Diseño de herramientas moleculares para la caracterización de las proteínas Sir3 y Sir4 en Candida glabrata.

Abstract

"En los últimos años, Candida glabrata ha surgido como patógeno oportunista, especialmente en individuos inmunocomprometidos. Una característica que presenta esta levadura es que se adhiere a células epiteliales. Esta adherencia está mediada por proteínas de pared celular codificadas por una familia de más de 20 genes parálogos (genes EPA). La mayoría de estos genes se encuentran localizados en regiones subteloméricas, donde están sujetos al silenciamiento transcripcional dependiente de la cromatina. Este silenciamiento lo lleva acabo el complejo Sir (Sir2, Sir3 y Sir4), Rap1, Ku70, Ku80 y Rif1. Mutaciones en cualquiera de los genes que codifican para la maquinaria del silenciamiento subtelomérico, vuelve a las células hiperadherentes y resistentes a estrés oxidativo. Esto sugiere que la adherencia y la resistencia a estrés oxidativo, estarían coregulados en este hongo patógeno por un mismo sistema de regulación global, como lo es el del silenciamiento subtelomérico. Adicionalmente ello sugiere que este sistema de regulación global pudiera detectar señales del medio ambiente y responder a éstas, reprogramando la expresión de genes subteloméricos específicos. Hay evidencia que muestra que la maquinaria del silenciamiento subtelomérico puede estar detectando señales extracelulares. En C. glabrata, la proteína Sir2 (una desacetilasa de histonas dependiente de NAD+) detecta los niveles de ácido nicotínico (el acido nicotínico es precursor de NAD+) extracelular. Al disminuir los niveles de ácido nicotínico, disminuyen también los niveles de NAD+ y Sir2 pierde su actividad, esto permite la relajación de la cromatina y la transcripción de algunos genes EPA subteloméricos. En S. cerevisiae, Sir3 se fosforila en respuesta a estrés nutricional y osmótico. No obstante, si el complejo Sir pierde su actividad, ocurre de manera consecuente una desrepresión específica de los genes silenciados. Con base en estos antecedentes nos propusimos determinar si Sir3 y Sir4, pudieran también ser blancos de señales ambientales. Para caracterizar a éstas proteínas diseñamos una serie de herramientas moleculares, que nos permitirán etiquetar a las proteínas Sir3 y Sir4 con diferentes epítopes, y determinar si estas proteínas Sir son blancos de señales extracelulares."

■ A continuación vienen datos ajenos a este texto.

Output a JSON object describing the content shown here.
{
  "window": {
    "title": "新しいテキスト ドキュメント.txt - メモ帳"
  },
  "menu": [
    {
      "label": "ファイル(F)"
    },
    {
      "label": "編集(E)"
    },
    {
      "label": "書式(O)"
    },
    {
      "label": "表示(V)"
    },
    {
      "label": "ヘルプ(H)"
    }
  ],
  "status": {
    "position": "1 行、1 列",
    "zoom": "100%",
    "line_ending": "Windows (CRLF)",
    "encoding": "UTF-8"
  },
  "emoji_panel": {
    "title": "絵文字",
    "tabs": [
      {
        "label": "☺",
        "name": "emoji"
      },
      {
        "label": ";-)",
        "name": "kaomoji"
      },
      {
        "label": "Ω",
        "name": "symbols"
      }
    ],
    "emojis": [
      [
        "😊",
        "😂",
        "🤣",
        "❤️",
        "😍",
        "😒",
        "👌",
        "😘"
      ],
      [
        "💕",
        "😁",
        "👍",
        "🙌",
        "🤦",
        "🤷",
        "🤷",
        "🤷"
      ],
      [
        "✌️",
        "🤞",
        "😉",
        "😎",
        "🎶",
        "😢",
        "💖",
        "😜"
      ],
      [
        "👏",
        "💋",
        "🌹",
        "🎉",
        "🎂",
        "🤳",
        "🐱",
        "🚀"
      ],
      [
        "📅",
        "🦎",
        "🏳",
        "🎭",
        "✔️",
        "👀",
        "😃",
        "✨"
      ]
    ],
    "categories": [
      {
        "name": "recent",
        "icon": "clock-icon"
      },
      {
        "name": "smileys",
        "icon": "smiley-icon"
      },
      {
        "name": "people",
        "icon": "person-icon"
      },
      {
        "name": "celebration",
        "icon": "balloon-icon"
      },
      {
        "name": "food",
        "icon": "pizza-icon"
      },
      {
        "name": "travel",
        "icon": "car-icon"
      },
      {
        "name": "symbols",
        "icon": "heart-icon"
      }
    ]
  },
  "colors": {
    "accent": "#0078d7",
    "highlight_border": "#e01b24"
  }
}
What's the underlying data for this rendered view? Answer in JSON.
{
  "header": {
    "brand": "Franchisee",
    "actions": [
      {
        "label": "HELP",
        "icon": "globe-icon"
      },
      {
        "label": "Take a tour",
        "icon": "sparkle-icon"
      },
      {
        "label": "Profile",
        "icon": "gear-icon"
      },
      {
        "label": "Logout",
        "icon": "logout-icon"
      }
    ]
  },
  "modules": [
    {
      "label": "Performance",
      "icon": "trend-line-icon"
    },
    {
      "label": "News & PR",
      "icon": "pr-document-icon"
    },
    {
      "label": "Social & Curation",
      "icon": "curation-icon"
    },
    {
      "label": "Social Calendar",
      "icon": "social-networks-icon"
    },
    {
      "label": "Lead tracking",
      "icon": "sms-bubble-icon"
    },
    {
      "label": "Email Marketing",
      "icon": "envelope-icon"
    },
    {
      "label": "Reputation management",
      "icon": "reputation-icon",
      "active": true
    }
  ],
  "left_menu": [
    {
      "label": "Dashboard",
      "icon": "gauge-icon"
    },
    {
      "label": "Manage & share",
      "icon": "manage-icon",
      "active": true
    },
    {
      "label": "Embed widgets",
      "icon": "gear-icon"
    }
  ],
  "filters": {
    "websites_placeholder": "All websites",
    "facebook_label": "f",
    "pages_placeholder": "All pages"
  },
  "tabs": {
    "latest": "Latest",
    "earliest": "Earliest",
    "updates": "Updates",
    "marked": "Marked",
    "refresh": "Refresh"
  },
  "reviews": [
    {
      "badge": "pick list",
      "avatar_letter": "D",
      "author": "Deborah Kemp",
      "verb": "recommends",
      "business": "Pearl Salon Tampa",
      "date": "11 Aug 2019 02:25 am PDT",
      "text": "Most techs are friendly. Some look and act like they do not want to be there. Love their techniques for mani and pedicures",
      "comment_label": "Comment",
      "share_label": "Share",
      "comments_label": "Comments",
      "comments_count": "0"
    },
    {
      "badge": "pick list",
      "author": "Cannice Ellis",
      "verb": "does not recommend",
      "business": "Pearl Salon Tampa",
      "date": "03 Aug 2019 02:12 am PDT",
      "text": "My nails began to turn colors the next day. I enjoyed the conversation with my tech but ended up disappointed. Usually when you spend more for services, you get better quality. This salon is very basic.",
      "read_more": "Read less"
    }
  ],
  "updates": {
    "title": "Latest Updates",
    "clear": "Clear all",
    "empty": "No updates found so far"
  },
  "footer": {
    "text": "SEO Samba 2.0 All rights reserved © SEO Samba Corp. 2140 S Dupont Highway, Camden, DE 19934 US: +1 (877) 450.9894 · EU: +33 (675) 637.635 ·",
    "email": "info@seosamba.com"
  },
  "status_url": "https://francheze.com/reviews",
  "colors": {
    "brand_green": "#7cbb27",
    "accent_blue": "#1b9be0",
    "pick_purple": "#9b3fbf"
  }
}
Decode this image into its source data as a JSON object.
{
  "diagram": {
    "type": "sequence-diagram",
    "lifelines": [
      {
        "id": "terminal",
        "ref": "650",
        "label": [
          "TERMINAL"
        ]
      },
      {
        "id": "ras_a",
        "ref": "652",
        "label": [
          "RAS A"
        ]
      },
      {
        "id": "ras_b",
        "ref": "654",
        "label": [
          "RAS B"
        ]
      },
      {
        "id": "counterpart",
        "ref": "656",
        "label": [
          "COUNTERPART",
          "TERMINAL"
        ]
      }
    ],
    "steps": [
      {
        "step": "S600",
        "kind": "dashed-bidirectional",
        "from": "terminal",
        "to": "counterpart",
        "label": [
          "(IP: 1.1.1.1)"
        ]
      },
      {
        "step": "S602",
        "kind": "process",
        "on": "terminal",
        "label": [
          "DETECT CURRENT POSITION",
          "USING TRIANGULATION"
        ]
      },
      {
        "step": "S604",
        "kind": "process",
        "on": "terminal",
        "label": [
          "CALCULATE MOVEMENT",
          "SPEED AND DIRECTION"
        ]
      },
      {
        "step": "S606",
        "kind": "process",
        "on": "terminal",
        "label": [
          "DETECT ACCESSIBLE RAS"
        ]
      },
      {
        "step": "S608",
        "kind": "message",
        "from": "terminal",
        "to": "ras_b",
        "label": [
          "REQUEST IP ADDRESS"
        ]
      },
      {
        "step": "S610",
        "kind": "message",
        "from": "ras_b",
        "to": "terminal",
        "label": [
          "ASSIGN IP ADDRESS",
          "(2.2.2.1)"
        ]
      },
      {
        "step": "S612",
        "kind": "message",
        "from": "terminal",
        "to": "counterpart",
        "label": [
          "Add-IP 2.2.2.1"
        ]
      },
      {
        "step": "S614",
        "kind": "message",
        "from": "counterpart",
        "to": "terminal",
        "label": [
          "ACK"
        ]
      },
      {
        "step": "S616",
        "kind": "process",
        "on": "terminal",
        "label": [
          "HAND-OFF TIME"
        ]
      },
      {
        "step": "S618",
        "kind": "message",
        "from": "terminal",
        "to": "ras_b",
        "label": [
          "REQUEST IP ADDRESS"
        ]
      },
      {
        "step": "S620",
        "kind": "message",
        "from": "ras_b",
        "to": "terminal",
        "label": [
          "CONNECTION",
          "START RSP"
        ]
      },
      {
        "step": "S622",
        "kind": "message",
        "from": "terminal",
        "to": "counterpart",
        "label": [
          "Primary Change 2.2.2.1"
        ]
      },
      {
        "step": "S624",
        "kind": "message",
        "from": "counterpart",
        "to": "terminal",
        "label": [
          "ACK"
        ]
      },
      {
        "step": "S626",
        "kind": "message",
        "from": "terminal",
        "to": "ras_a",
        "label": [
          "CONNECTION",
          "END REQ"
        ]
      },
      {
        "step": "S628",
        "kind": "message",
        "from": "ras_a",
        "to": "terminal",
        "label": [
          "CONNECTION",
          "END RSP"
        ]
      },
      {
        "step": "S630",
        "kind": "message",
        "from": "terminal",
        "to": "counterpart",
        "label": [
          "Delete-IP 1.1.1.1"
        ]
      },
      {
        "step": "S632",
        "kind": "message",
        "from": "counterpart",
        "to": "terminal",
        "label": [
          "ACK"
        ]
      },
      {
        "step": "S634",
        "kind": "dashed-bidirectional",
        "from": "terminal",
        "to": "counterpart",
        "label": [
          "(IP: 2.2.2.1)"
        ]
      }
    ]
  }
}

"In recent years, Candida glabrata has emerged as an opportunistic fungal pathogen, especially in individuals with weakened immune systems. C. glabrata is able to adhere to cultured epithelial cells and this adherence is mediated by the Epa cell wall proteins. These cell wall proteins are encoded by a family of around 20 paralogue genes, which are localized mainly in subtelomeric regions. Subtelomeric regions are subject to chromatin-based transcriptional silencing. The proteins involved in subtelomeric silencing are the Sir complex (Sir2, Sir3 and Sir4), Rap1, Ku70, Ku80 and Rif1. Mutations in any of the genes that encode for subtelomeric silencing machinery, render the yeast hyperadherente and resistant to oxidative stress. Adherence and resistance to oxidative stress might be coregulated in this fungal pathogen by a single global regulatory system, subtelomeric silencing. Subtelomeric silencing might be able to sense and respond to environmental signals, thus reprogramming the expression of specific subtelomeric genes. There is evidence that demostrates that the silencing machinery could bethe target of extracelullar signals. In C. glabrata, Sir2 (a NAD+ dependent histone deacetylase) detects the levels of nicotinic acid (NA, NAD+ precursor) as an extracellular signal. Reduced levels of NA, causes reduced levels of NAD+, thus Sir2 loses its activity, allowing the relaxation of the chromatin, and transcription of subtelomeric genes like the EPA genes, which then become hyperadherent. In S. cerevisiae, Sir3 is phosphorylated in response to nutritional and osmotic stress, which causes loss of activity of the Sir complex, and consequently a specific derepression of silenced genes. Based on these findings, we sought to determine whether Sir3p and Sir4, might also be targets of environmental cues. To further understand the role of Sir3 and Sir4, we designed a series of vectors to epitope-tagged these proteins. We envisage that such specific antibodies, would allow us to determine if Sir3 and/or Sir4 are in fact detecting environmental signals."